May 31, 2011 14:59 GMT  ·  By

Singer and producer Moby is going after an entire generation of pop stars, saying that albums from the likes of Britney Spears and Ke$ha shouldn’t be labeled as “music” because they’re, at best, a pop culture phenomenon.

Though Moby worked with Spears on “In the Zone,” and he admits to having enjoyed her latest material “Femme Fatale,” he doesn’t believe that describing what she does as “music” is entirely accurate.

There’s a huge difference between what Spears and Ke$ha do and what real music is supposed to be like, Moby says in a new interview cited by Digital Spy.

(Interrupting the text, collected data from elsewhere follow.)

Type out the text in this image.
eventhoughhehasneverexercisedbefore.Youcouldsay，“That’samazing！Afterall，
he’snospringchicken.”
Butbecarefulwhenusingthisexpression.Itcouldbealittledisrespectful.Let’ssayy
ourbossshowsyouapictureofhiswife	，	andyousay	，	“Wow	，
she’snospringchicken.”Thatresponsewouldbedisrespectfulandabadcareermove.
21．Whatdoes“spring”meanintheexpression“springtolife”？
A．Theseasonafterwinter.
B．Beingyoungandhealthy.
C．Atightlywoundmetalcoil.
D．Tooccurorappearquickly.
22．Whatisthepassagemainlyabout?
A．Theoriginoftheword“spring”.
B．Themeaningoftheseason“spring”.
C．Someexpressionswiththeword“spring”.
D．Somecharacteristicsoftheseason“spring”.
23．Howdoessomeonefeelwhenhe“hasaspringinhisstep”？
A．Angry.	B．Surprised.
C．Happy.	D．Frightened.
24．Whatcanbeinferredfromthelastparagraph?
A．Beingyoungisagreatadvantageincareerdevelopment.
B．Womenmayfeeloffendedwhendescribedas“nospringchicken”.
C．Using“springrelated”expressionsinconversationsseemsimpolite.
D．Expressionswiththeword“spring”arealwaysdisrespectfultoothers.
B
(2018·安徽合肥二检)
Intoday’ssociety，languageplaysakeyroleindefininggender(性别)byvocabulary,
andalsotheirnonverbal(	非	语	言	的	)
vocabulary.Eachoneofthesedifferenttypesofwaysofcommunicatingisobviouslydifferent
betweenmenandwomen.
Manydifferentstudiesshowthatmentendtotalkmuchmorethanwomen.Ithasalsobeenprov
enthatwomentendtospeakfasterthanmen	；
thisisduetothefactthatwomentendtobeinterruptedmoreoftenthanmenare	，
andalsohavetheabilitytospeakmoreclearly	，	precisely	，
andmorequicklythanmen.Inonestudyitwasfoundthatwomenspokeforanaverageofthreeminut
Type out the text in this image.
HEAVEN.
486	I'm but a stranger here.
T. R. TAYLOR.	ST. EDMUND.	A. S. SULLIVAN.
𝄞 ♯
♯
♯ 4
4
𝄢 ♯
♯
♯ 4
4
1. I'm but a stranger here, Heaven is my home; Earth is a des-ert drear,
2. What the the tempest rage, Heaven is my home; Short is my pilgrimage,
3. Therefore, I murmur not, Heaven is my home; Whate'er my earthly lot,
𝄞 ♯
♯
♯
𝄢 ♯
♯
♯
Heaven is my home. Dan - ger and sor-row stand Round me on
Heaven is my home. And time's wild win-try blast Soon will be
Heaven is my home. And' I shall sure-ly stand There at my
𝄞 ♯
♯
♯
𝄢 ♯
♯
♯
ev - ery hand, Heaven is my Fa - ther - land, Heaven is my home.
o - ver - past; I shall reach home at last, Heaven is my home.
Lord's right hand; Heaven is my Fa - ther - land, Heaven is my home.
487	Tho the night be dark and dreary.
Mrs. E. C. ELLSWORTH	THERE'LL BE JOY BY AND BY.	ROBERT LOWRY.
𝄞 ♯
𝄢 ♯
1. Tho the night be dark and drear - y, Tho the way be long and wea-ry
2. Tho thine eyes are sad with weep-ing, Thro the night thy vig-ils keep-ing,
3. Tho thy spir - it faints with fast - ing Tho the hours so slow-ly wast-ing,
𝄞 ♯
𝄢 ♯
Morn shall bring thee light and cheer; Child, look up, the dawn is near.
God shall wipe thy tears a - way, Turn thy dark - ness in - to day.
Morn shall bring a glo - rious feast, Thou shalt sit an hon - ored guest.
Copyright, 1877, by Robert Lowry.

“It’s fun, but I don’t think of it as music. It’s manufactured,” Moby says of Britney Spears and her latest album.

“I appreciate it as a pop culture phenomenon and some of the songs I like if I hear them in a shopping mall or something, but it doesn’t function as music for me,” he adds.

By contrast, real music is not manufactured and actually serves to render feeling and emotion.

“Music is something that communicates emotion and integrity in a really interesting, direct way,” he says.

With pop stars like Britney and Ke$ha, there’s no feeling and the release feels like another commercial product, a clog in the machine.

“And when I listen to the pop music you’re describing, it’s hyper-produced corporate product. That isn’t really even a criticism, but I just think calling it music is a misnomer,” Moby explains.

Earlier today, we reported how the founder of Adele’s record label, XL Recordings, hailed the arrival of Adele on the scene as the one thing that could probably save the industry because she was the kind of artist that would bring the focus back on real talent.

Today’s pop stars are being sold as whole packages where good looks counted more than actual talent; Adele is the opposite of that, Richard Russell said in a recent interview.